He woke with a sickening jolt, sitting up quickly enough to make his head spin. His heart was racing, his skin coated in a layer of cooling sweat. Slowly, he unclenched his hands, holding them both out before him, remembering what they had looked like covered in blood.  _Maitimo’s blood, or the blood of the mariners at Alqualondë… he had made himself a kinslayer anew._ He squeezed his eyes shut, gritting his teeth and pressing his knuckles into his eyes in frustrated exhaustion.

————

“The seat of the high king” Curufinwë was saying, pointing at a spot on the map that was spread across the broad council table, “should be here. The country of Híthilómë is perfectly placed to rule from, and to create a network of roads reaching all over the continent.”

Macalaurë nodded. “We shall place the capital here, where Sirion rises. Barad Eithel, the fortress shall be called, and it will be the capital. Uncle…” he nodded at Ñolofinwë, “you and yours should go east, into the wide lands here…” he swept a hand across the map, “and Findaráto, Dorthonion and the lands about the western and northern borders of Doriath shall be for you and your siblings to divide up as you choose.”

Turukáno raised an eyebrow. “You would banish the whole of my father’s house out onto the eastern marches to act as… as arrow fodder for the Enemy’s first attacks? You would hide behind our lines?”

Carnistir glared at him, a flush beginning to flare across his cheeks. “ _Hide?_  No. We would place the seat of the high king in a location worthy of him, and we would order the rest of our house’s  _subjects_ as we choose, cousin.”
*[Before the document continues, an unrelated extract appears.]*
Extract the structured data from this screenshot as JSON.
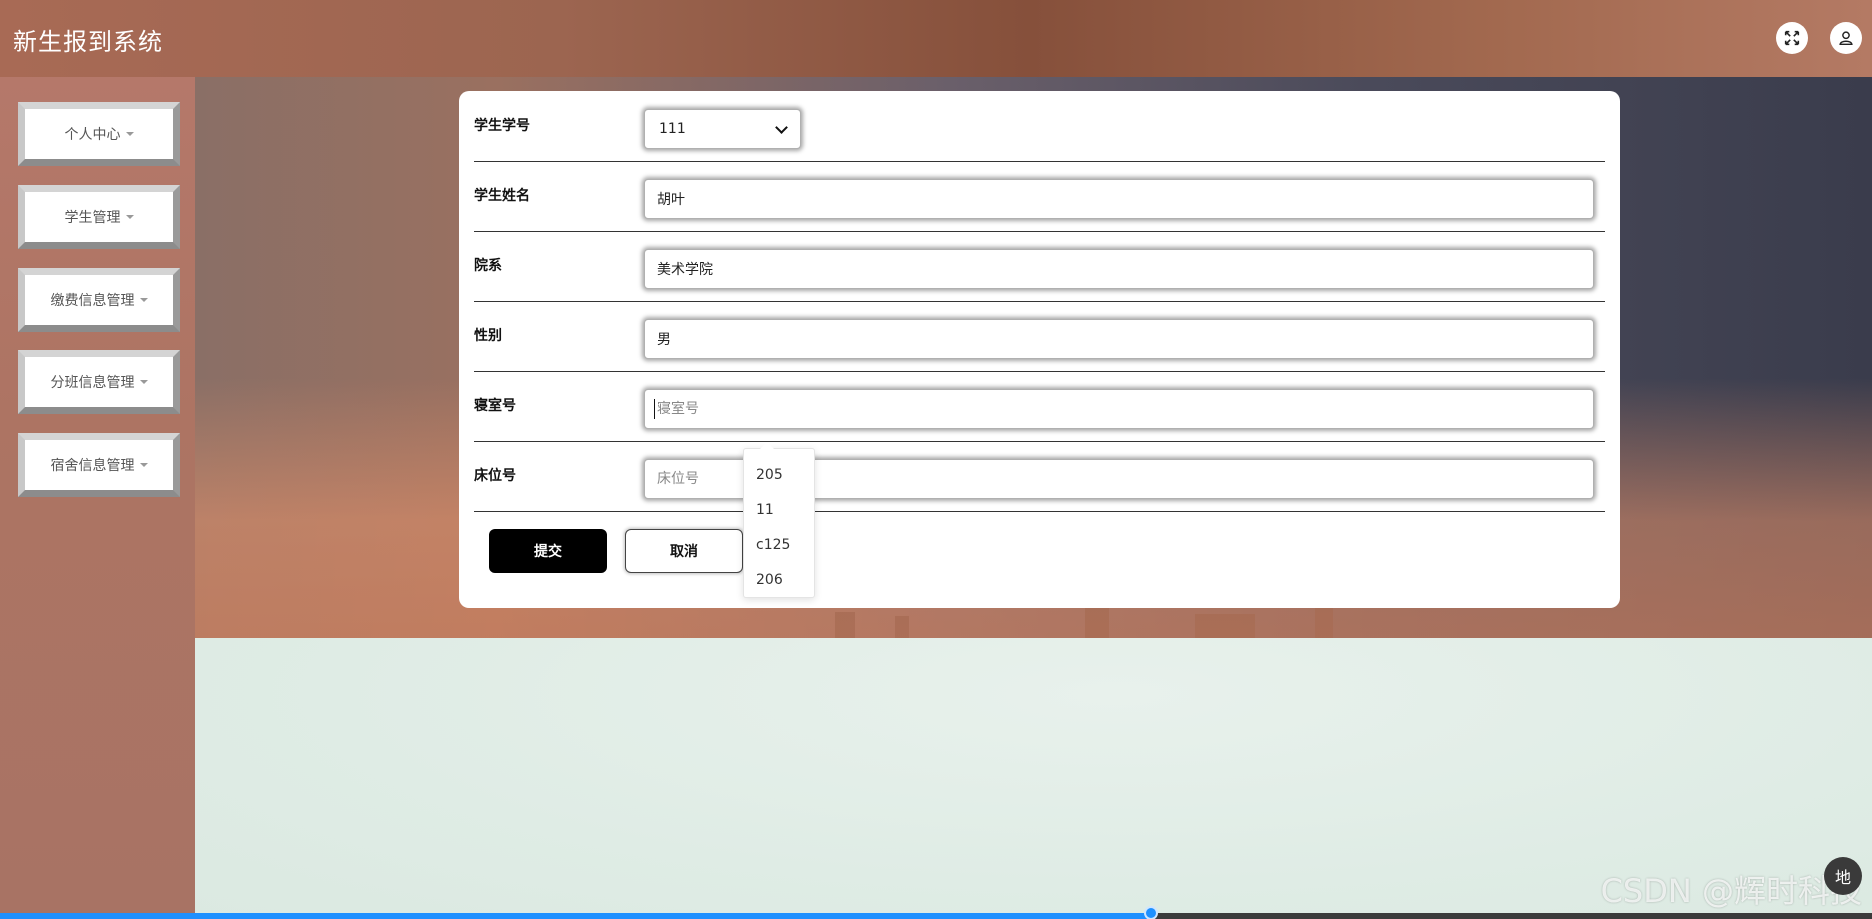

Macalaurë laid a placating hand on his brother’s arm. “ _Arrow fodder,_ Turukáno? Leaving aside, for the moment, your impertinence, I would also say that was inaccurate. The east is a wide and rich land, which is no more dangerous that the western shores of the sea and yet still needs to be defended. I am king, and I am delegating the task to the house of Ñolofinwë, whom I  _trust_.” There was an unspoken _for now_  in his voice. “But ruling is best done from Híthilómë.” He ignored his cousin, who was looking daggers at him. “Findaráto, I assume that your brother has yet to return from his trip to Doriath?”

 “Yes” said Findaráto. “Angaráto is still there. But when he returns, if all goes to plan, we should have the friendship of king Elwë.”

“Good.” Macalaurë nodded approvingly.

————-

“Findaráto.” Findekáno caught his cousin’s arm as he was leaving the council chamber. “May I talk to you?”

Findaráto smiled his easy smile, cocking his head curiously and offering Findekáno his arm. “Of course. Let’s walk back around the lake together.”

They walked in companionable silence until they reached the outer borders of the camp, their cloaks snapping in the cold breeze off the lake. Then Findaráto turned to look Findekáno in the eye. “What was it you wanted to speak to me about?”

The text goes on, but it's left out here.